How would you know that you didn't both erase the memory of some event and erase the memory of erasing the memory of that event? The more you commit yourself to not tampering with your memories, the stronger the cognitive dissonance will be at having tampered with your memory.
I wouldn't know. In a world with this technology no one can ever know that they don't have some or maybe a great many erased memories. The only defense against this uncertainty is a self-binding constraint placed voluntarily on myself.
Of course this is a limited defense, but short of a binding legal contract, its the best I can do.
So you're saying that you cannot imagine having memories so traumatic that you would prefer to erase them from your head (and, say, give yourself a written record so that you aren't tormented by the missing information). I'm not talking about a painful breakup here -- consider the most inconvenient possible world, e.g., one in which you have memories of being tortured for months or years on end.

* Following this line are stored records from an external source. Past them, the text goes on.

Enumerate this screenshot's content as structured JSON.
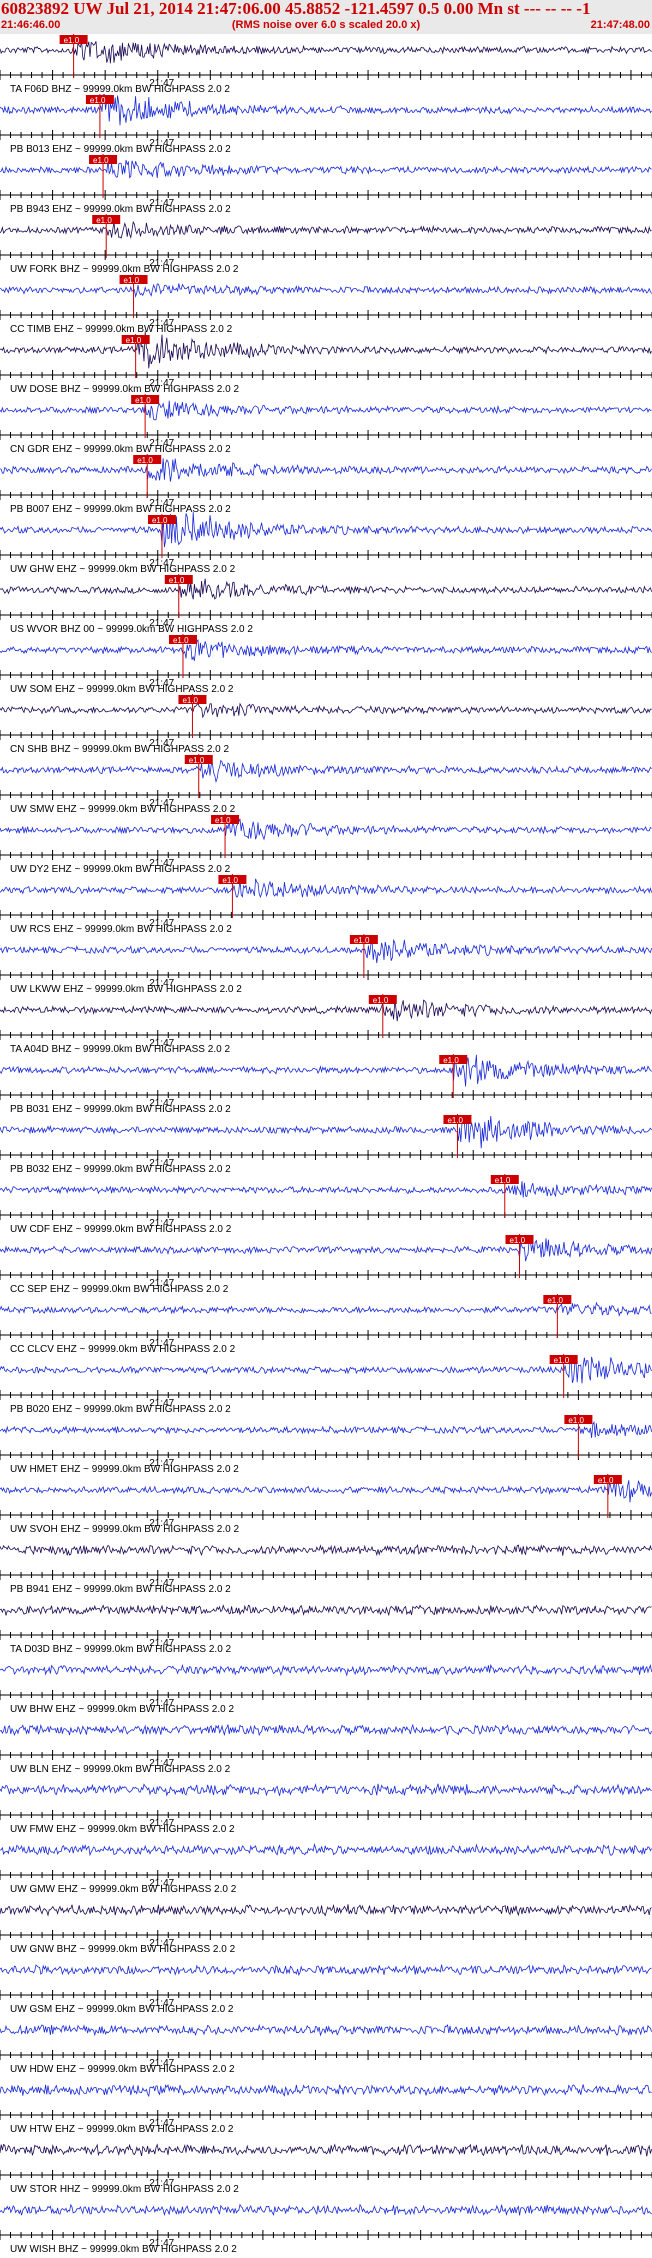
{
  "header": {
    "title": "60823892 UW Jul 21, 2014 21:47:06.00   45.8852  -121.4597  0.5 0.00 Mn st --- -- --   -1",
    "left_time": "21:46:46.00",
    "subtitle": "(RMS noise over 6.0 s scaled 20.0 x)",
    "right_time": "21:47:48.00"
  },
  "chart_data": {
    "type": "line",
    "title": "60823892 UW Jul 21, 2014 21:47:06.00   45.8852  -121.4597  0.5 0.00 Mn st --- -- --   -1",
    "x_range": [
      "21:46:46.00",
      "21:47:48.00"
    ],
    "x_tick_label": "21:47",
    "pick_label": "e1.0",
    "channel_suffix": "~ 99999.0km BW  HIGHPASS  2.0  2",
    "colors": {
      "dark": "#1a0a55",
      "blue": "#1a2ad8",
      "pick": "#cc0000",
      "axis": "#000000"
    },
    "traces": [
      {
        "station": "TA F06D BHZ",
        "color": "dark",
        "pick_s": 7.0,
        "amp": 0.75
      },
      {
        "station": "PB B013 EHZ",
        "color": "blue",
        "pick_s": 9.5,
        "amp": 0.85
      },
      {
        "station": "PB B943 EHZ",
        "color": "blue",
        "pick_s": 9.8,
        "amp": 0.55
      },
      {
        "station": "UW FORK BHZ",
        "color": "dark",
        "pick_s": 10.1,
        "amp": 0.35
      },
      {
        "station": "CC TIMB EHZ",
        "color": "blue",
        "pick_s": 12.7,
        "amp": 0.3
      },
      {
        "station": "UW DOSE BHZ",
        "color": "dark",
        "pick_s": 12.9,
        "amp": 1.0
      },
      {
        "station": "CN GDR EHZ",
        "color": "blue",
        "pick_s": 13.8,
        "amp": 0.5
      },
      {
        "station": "PB B007 EHZ",
        "color": "blue",
        "pick_s": 14.0,
        "amp": 0.75
      },
      {
        "station": "UW GHW EHZ",
        "color": "blue",
        "pick_s": 15.4,
        "amp": 1.0
      },
      {
        "station": "US WVOR BHZ 00",
        "color": "dark",
        "pick_s": 17.0,
        "amp": 0.55
      },
      {
        "station": "UW SOM EHZ",
        "color": "blue",
        "pick_s": 17.4,
        "amp": 0.45
      },
      {
        "station": "CN SHB BHZ",
        "color": "dark",
        "pick_s": 18.3,
        "amp": 0.3
      },
      {
        "station": "UW SMW EHZ",
        "color": "blue",
        "pick_s": 18.9,
        "amp": 0.5
      },
      {
        "station": "UW DY2 EHZ",
        "color": "blue",
        "pick_s": 21.4,
        "amp": 0.6
      },
      {
        "station": "UW RCS EHZ",
        "color": "blue",
        "pick_s": 22.1,
        "amp": 0.55
      },
      {
        "station": "UW LKWW EHZ",
        "color": "blue",
        "pick_s": 34.6,
        "amp": 0.6
      },
      {
        "station": "TA A04D BHZ",
        "color": "dark",
        "pick_s": 36.4,
        "amp": 0.55
      },
      {
        "station": "PB B031 EHZ",
        "color": "blue",
        "pick_s": 43.1,
        "amp": 0.85
      },
      {
        "station": "PB B032 EHZ",
        "color": "blue",
        "pick_s": 43.5,
        "amp": 0.9
      },
      {
        "station": "UW CDF EHZ",
        "color": "blue",
        "pick_s": 48.0,
        "amp": 0.3
      },
      {
        "station": "CC SEP EHZ",
        "color": "blue",
        "pick_s": 49.4,
        "amp": 0.5
      },
      {
        "station": "CC CLCV EHZ",
        "color": "blue",
        "pick_s": 53.0,
        "amp": 0.3
      },
      {
        "station": "PB B020 EHZ",
        "color": "blue",
        "pick_s": 53.6,
        "amp": 0.75
      },
      {
        "station": "UW HMET EHZ",
        "color": "blue",
        "pick_s": 55.0,
        "amp": 0.3
      },
      {
        "station": "UW SVOH EHZ",
        "color": "blue",
        "pick_s": 57.8,
        "amp": 0.55
      },
      {
        "station": "PB B941 EHZ",
        "color": "dark",
        "pick_s": null,
        "amp": 0.35
      },
      {
        "station": "TA D03D BHZ",
        "color": "dark",
        "pick_s": null,
        "amp": 0.35
      },
      {
        "station": "UW BHW EHZ",
        "color": "blue",
        "pick_s": null,
        "amp": 0.3
      },
      {
        "station": "UW BLN EHZ",
        "color": "blue",
        "pick_s": null,
        "amp": 0.35
      },
      {
        "station": "UW FMW EHZ",
        "color": "blue",
        "pick_s": null,
        "amp": 0.5
      },
      {
        "station": "UW GMW EHZ",
        "color": "blue",
        "pick_s": null,
        "amp": 0.35
      },
      {
        "station": "UW GNW BHZ",
        "color": "dark",
        "pick_s": null,
        "amp": 0.4
      },
      {
        "station": "UW GSM EHZ",
        "color": "blue",
        "pick_s": null,
        "amp": 0.35
      },
      {
        "station": "UW HDW EHZ",
        "color": "blue",
        "pick_s": null,
        "amp": 0.35
      },
      {
        "station": "UW HTW EHZ",
        "color": "blue",
        "pick_s": null,
        "amp": 0.45
      },
      {
        "station": "UW STOR HHZ",
        "color": "dark",
        "pick_s": null,
        "amp": 0.5
      },
      {
        "station": "UW WISH BHZ",
        "color": "blue",
        "pick_s": null,
        "amp": 0.35
      }
    ]
  }
}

Even with memories that cause PTSD, it's not so much the forgetting that helps as the being able to reconsolidate the memories without them being hooked into trauma.
From that article, it seems that knb's original resolution to not erase any memories is doomed to failure - since the brain already erases our memories and re-writes them using something like a lossy compression scheme each time we recall them.
What if you could update your priors, but remove the episodic content, including the emotional ramifications and risk of divulging what had happened?
What if you could choose which memories and associations to retain and which to discard? Using that capability rationally (whatever that word means to you) would be a significant challenge -- and that challenge has just come one step closer to being a reality.